Das ist einer der Punkte, die irgendwann nur noch nerven. Der ständige Hinweis, dass Lilly im Sterben liegt und sie ihren Papa wiedersehen möchte, treibt Dr. Abel zu Höchstleistungen. Diese Wiederholungen sind aber vollkommen überflüssig. Man hat das Gefühl, dass hier Zeilen geschunden werden sollen. Der Autor lässt den Rechtsmediziner blitzschnell die Verbindung zu anderen gleich gelagerten Verbrechen ziehen, lässt ihn durch halb Europa reisen und dem Täter immer näher kommen. In Rückblenden erleben wir den Täter frühere Verbrechen begehen und seine Technik verfeinern.

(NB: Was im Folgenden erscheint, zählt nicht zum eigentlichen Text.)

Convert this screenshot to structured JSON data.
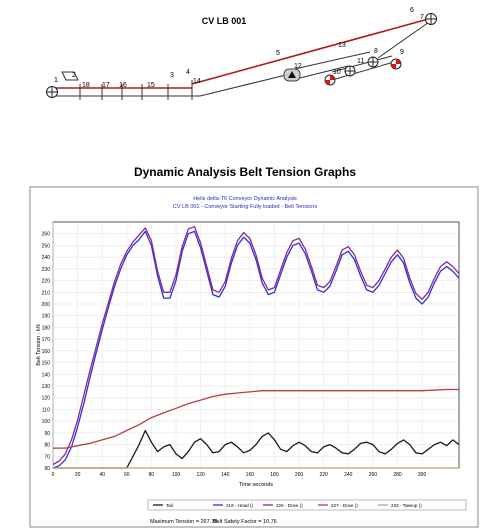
{
  "diagram": {
    "title": "CV LB 001",
    "node_labels": [
      "1",
      "2",
      "18",
      "17",
      "16",
      "15",
      "3",
      "4",
      "14",
      "5",
      "13",
      "12",
      "6",
      "7",
      "8",
      "9",
      "11",
      "10"
    ]
  },
  "section_title": "Dynamic Analysis Belt Tension Graphs",
  "chart_data": {
    "type": "line",
    "title": "Helix delta-T6 Conveyor Dynamic Analysis",
    "subtitle": "CV LB 001 - Conveyor Starting Fully loaded - Belt Tensions",
    "xlabel": "Time seconds",
    "ylabel": "Belt Tension - kN",
    "xlim": [
      0,
      330
    ],
    "ylim": [
      60,
      270
    ],
    "xticks": [
      0,
      20,
      40,
      60,
      80,
      100,
      120,
      140,
      160,
      180,
      200,
      220,
      240,
      260,
      280,
      300
    ],
    "yticks": [
      60,
      70,
      80,
      90,
      100,
      110,
      120,
      130,
      140,
      150,
      160,
      170,
      180,
      190,
      200,
      210,
      220,
      230,
      240,
      250,
      260
    ],
    "grid": true,
    "legend_position": "bottom",
    "series": [
      {
        "name": "Tail",
        "color": "#1a1a1a",
        "x": [
          0,
          55,
          60,
          65,
          70,
          75,
          80,
          85,
          90,
          95,
          100,
          105,
          110,
          115,
          120,
          125,
          130,
          135,
          140,
          145,
          150,
          155,
          160,
          165,
          170,
          175,
          180,
          185,
          190,
          195,
          200,
          205,
          210,
          215,
          220,
          225,
          230,
          235,
          240,
          245,
          250,
          255,
          260,
          265,
          270,
          275,
          280,
          285,
          290,
          295,
          300,
          305,
          310,
          315,
          320,
          325,
          330
        ],
        "y": [
          60,
          60,
          60,
          70,
          80,
          92,
          82,
          74,
          78,
          80,
          72,
          68,
          74,
          82,
          85,
          80,
          73,
          74,
          80,
          82,
          78,
          73,
          75,
          80,
          87,
          90,
          84,
          76,
          74,
          79,
          82,
          79,
          74,
          73,
          78,
          80,
          77,
          73,
          72,
          76,
          81,
          82,
          80,
          74,
          72,
          76,
          81,
          84,
          80,
          73,
          72,
          76,
          80,
          82,
          79,
          84,
          80
        ]
      },
      {
        "name": "216 - Head ()",
        "color": "#2f2fe0",
        "x": [
          0,
          5,
          10,
          15,
          20,
          25,
          30,
          35,
          40,
          45,
          50,
          55,
          60,
          65,
          70,
          75,
          80,
          85,
          90,
          95,
          100,
          105,
          110,
          115,
          120,
          125,
          130,
          135,
          140,
          145,
          150,
          155,
          160,
          165,
          170,
          175,
          180,
          185,
          190,
          195,
          200,
          205,
          210,
          215,
          220,
          225,
          230,
          235,
          240,
          245,
          250,
          255,
          260,
          265,
          270,
          275,
          280,
          285,
          290,
          295,
          300,
          305,
          310,
          315,
          320,
          325,
          330
        ],
        "y": [
          60,
          62,
          67,
          78,
          95,
          115,
          137,
          158,
          178,
          197,
          215,
          230,
          242,
          250,
          255,
          262,
          250,
          224,
          205,
          205,
          220,
          245,
          260,
          262,
          248,
          228,
          208,
          206,
          215,
          235,
          250,
          257,
          252,
          238,
          218,
          208,
          210,
          225,
          240,
          250,
          252,
          243,
          228,
          212,
          210,
          215,
          228,
          242,
          245,
          238,
          224,
          212,
          210,
          216,
          226,
          236,
          242,
          235,
          218,
          205,
          200,
          206,
          218,
          228,
          232,
          228,
          222
        ]
      },
      {
        "name": "226 - Drive ()",
        "color": "#8a2a8a",
        "x": [
          0,
          5,
          10,
          15,
          20,
          25,
          30,
          35,
          40,
          45,
          50,
          55,
          60,
          65,
          70,
          75,
          80,
          85,
          90,
          95,
          100,
          105,
          110,
          115,
          120,
          125,
          130,
          135,
          140,
          145,
          150,
          155,
          160,
          165,
          170,
          175,
          180,
          185,
          190,
          195,
          200,
          205,
          210,
          215,
          220,
          225,
          230,
          235,
          240,
          245,
          250,
          255,
          260,
          265,
          270,
          275,
          280,
          285,
          290,
          295,
          300,
          305,
          310,
          315,
          320,
          325,
          330
        ],
        "y": [
          63,
          66,
          72,
          84,
          101,
          122,
          143,
          163,
          183,
          201,
          219,
          234,
          245,
          253,
          259,
          265,
          254,
          228,
          210,
          210,
          225,
          249,
          264,
          266,
          252,
          232,
          212,
          210,
          219,
          239,
          254,
          261,
          256,
          242,
          222,
          212,
          214,
          229,
          244,
          254,
          256,
          247,
          232,
          216,
          214,
          219,
          232,
          246,
          249,
          242,
          228,
          216,
          214,
          220,
          230,
          240,
          246,
          239,
          222,
          209,
          204,
          210,
          222,
          232,
          236,
          232,
          226
        ]
      },
      {
        "name": "227 - Drive ()",
        "color": "#b24040",
        "x": [
          0,
          10,
          20,
          30,
          40,
          50,
          60,
          70,
          80,
          90,
          100,
          110,
          120,
          130,
          140,
          150,
          160,
          170,
          180,
          190,
          200,
          220,
          240,
          260,
          280,
          300,
          320,
          330
        ],
        "y": [
          77,
          77,
          79,
          81,
          84,
          87,
          92,
          97,
          103,
          107,
          111,
          115,
          118,
          121,
          123,
          124,
          125,
          126,
          126,
          126,
          126,
          126,
          126,
          126,
          126,
          126,
          127,
          127
        ]
      },
      {
        "name": "232 - Takeup ()",
        "color": "#c8a060",
        "x": [
          0,
          330
        ],
        "y": [
          60,
          60
        ]
      }
    ]
  },
  "footer": {
    "max_tension": "Maximum Tension = 267.78",
    "safety_factor": "Belt Safety Factor = 10.76"
  }
}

Dr. Abel zieht die richtigen Schlüsse, auf der Arbeit vermisst ihn wohl keiner, seine Lisa hat für alles Verständnis, wie es scheint, nur mit seiner Schwester gibt es Probleme. Aber auch dafür gibt es bestimmt eine Lösung. Bei seinen Ermittlungen kommt er mit vielen Kollegen zusammen, arbeitet hervorragend und sofort in deren Teams und fühlt sich durch eine Polizistin an einen lange zurückliegenden, nur wenige Tage dauernden, Flirt erinnert. Durch gewisse Umstände kommt es zu einem gehauchten Kuss, den er nicht wagt seiner Schwester zu beichten. Mich als Leserin hätte es aber viel mehr interessiert, was seine Lisa dazu gesagt hätte. Tsokos schreibt, er hat die sogenannte Cliffhangermethode bei einem Kollegen gelernt. Ich denke, er übt noch.
Kurze Nebenstränge in andere Straftaten und Familienangelegenheiten lockern nicht immer auf sondern lassen einen nur verwundert zurück, was das mit dem eigentlichen Fall zu tun hat. Bei den letzten Seiten wusste ich nicht so recht ob ich lachen oder weinen soll. Sicher, so wie dort eine Situation beschrieben ist und als Cliffhanger auf das nächste Buch hinweisen soll, kann es sich tatsächlich abgespielt haben. Der Schreibstil hingegen über den übertrieben heldenhaften Abel lässt mich nur den Kopf schütteln. Ein Spiegelbestseller, der wohl hauptsächlich auf den berühmten Namen des Autors zurückzuführen ist. Und der Co-Autor, Andreas Gößling, ist nur auf den letzten Seiten zu finden. Schade.